Dla przykładu radzimy prześledzić tę dyskusję opisaną na Forum Kredytowym. Konsekwencje naszego nieodpowiedzialnego działania mogą ciągnąć się latami i mieć wpływ na całą naszą rodzinę, nawet na nasze dzieci.
Zapraszamy na Forum Kredytowe iq Kilka nakazów komornika i jesteśmy załatwieni na całe życie
Witam.
Kilka lat temu prowadziłem działalność gospodarczą ale słaba koniunktura (może mało szczęścia) doprowadziły mnie do kłopotów! W chwili obecnej doszło do tego że mam 8 nakazów komorniczych! Komornik odciąga z mojej pensji i z pensji żony sporo pieniędzy ok.2500zł. miesięcznie a dług nie zmniejsza się. Mało tego rośnie! W takiej sytuacji nigdy w życiu nie spłacę długów o zgrozo moje dzieci też.

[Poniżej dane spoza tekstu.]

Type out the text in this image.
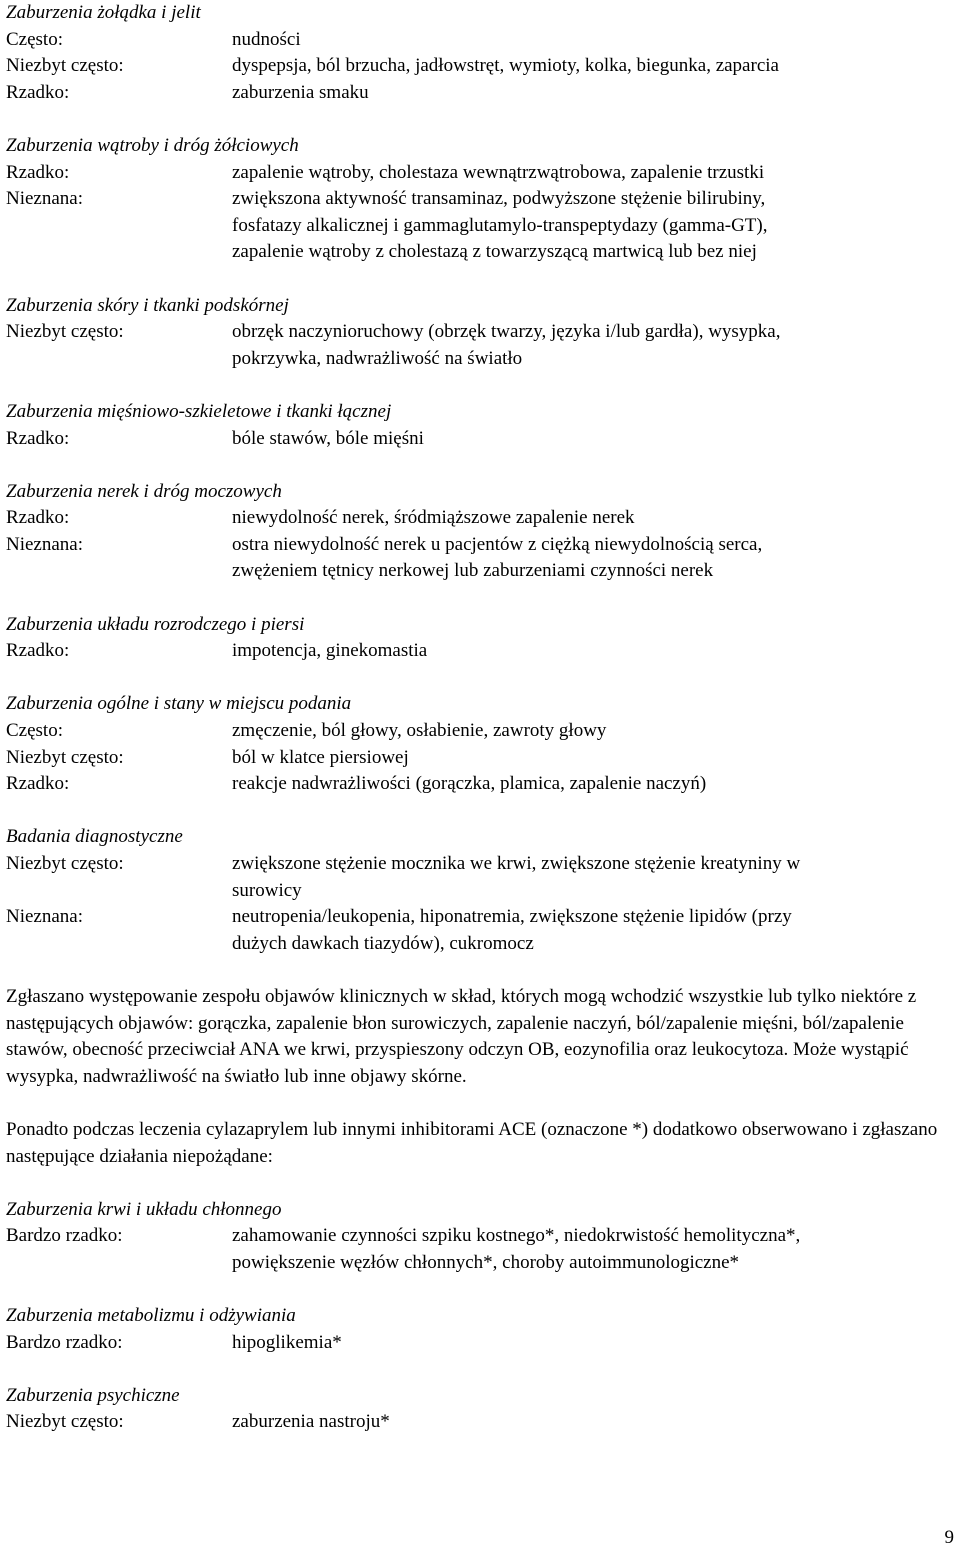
Zaburzenia żołądka i jelit
Często:	nudności
Niezbyt często:	dyspepsja, ból brzucha, jadłowstręt, wymioty, kolka, biegunka, zaparcia
Rzadko:	zaburzenia smaku
Zaburzenia wątroby i dróg żółciowych
Rzadko:	zapalenie wątroby, cholestaza wewnątrzwątrobowa, zapalenie trzustki
Nieznana:	zwiększona aktywność transaminaz, podwyższone stężenie bilirubiny,
fosfatazy alkalicznej i gammaglutamylo-transpeptydazy (gamma-GT),
zapalenie wątroby z cholestazą z towarzyszącą martwicą lub bez niej
Zaburzenia skóry i tkanki podskórnej
Niezbyt często:	obrzęk naczynioruchowy (obrzęk twarzy, języka i/lub gardła), wysypka,
pokrzywka, nadwrażliwość na światło
Zaburzenia mięśniowo-szkieletowe i tkanki łącznej
Rzadko:	bóle stawów, bóle mięśni
Zaburzenia nerek i dróg moczowych
Rzadko:	niewydolność nerek, śródmiąższowe zapalenie nerek
Nieznana:	ostra niewydolność nerek u pacjentów z ciężką niewydolnością serca,
zwężeniem tętnicy nerkowej lub zaburzeniami czynności nerek
Zaburzenia układu rozrodczego i piersi
Rzadko:	impotencja, ginekomastia
Zaburzenia ogólne i stany w miejscu podania
Często:	zmęczenie, ból głowy, osłabienie, zawroty głowy
Niezbyt często:	ból w klatce piersiowej
Rzadko:	reakcje nadwrażliwości (gorączka, plamica, zapalenie naczyń)
Badania diagnostyczne
Niezbyt często:	zwiększone stężenie mocznika we krwi, zwiększone stężenie kreatyniny w
surowicy
Nieznana:	neutropenia/leukopenia, hiponatremia, zwiększone stężenie lipidów (przy
dużych dawkach tiazydów), cukromocz

Zgłaszano występowanie zespołu objawów klinicznych w skład, których mogą wchodzić wszystkie lub tylko niektóre z następujących objawów: gorączka, zapalenie błon surowiczych, zapalenie naczyń, ból/zapalenie mięśni, ból/zapalenie stawów, obecność przeciwciał ANA we krwi, przyspieszony odczyn OB, eozynofilia oraz leukocytoza. Może wystąpić wysypka, nadwrażliwość na światło lub inne objawy skórne.

Ponadto podczas leczenia cylazaprylem lub innymi inhibitorami ACE (oznaczone *) dodatkowo obserwowano i zgłaszano następujące działania niepożądane:

Zaburzenia krwi i układu chłonnego
Bardzo rzadko:	zahamowanie czynności szpiku kostnego*, niedokrwistość hemolityczna*,
powiększenie węzłów chłonnych*, choroby autoimmunologiczne*
Zaburzenia metabolizmu i odżywiania
Bardzo rzadko:	hipoglikemia*
Zaburzenia psychiczne
Niezbyt często:	zaburzenia nastroju*
9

Czy zna ktoś jakąś firmę,kancelarię,prawnika ….pomocy!!!
Witam, zajmuję się oddłużeniami – kredyty pod zabezpieczenie nieruchomości, skąd Państwo jesteście ? jakie woj. ?
pozdrawiam,
Witam.
Za kolejny kredyt bardzo dziękuję! Chodzi mi raczej o adwokata, radce, firmę której uda się „odebrać sprawy komornikowi i zdoła zawrzeć ugody z wierzycielami!!!. W tej chwili połowę kwoty które wpłacamy ” idą na komornika.
Witam. Do rzeczy.
Rozwiązanie, które Pan proponuje jest teoretycznie możliwe, w praktyce niewykonalne. Każdy, kto odpłatnie podejmie się prowadzenia takiej sprawy i oceni sytuację inaczej postąpi nieuczciwie. Już tłumaczę dlaczego.
Komornik prowadzi egzekucje na wniosek kilku wierzycieli. Pracodawca odprowadza z pensji pieniądze na konto komornika a ten dzieli te pieniądze pomiędzy wierzycieli. Każdy więc wierzyciel dostaje regularnie swoją „działkę”. Załóżmy, że wiemy jaka to jest kwota i zaproponujemy każdemu wierzycielowi odstąpienie od egzekucji i zawarcie ugody. Przy takim postępowaniu aby usunąć komornika na zawarcie ugody musiałby się zgodzić każdy wierzyciel i to niemal równocześnie. A dlaczego? Oto przykład.
3000 zł potrąca Komornik z wynagrodzenia i dzieli po równo te kwotę pomiędzy 3 wierzycieli ( po 1000,00 zł). W miesiącu lutym dwa Banki poszły Panu na rękę i zgodziły się zawrzeć ugody- do spłaty po 1000,00 zł bezpośrednio do każdego Banku. Ale egzekucja nadal trwa- został jeszcze jeden Bank, który dostanie w marcu nie 1000,00 zł ale całość tj. 3000,00 zł. Tak więc potrącą Panu 3000,00 zł a dodatkowo będzie pan spłacał ugody- po 1000,00 zł każda.
Prowadziłem już takie sprawy ( w firmie, w której procowałem niestety braliśmy wszystko jak leci) i wiem co mówię. Sytuacja jest beznadziejna. Szacuję, że mniej niż 5% szans powodzenia.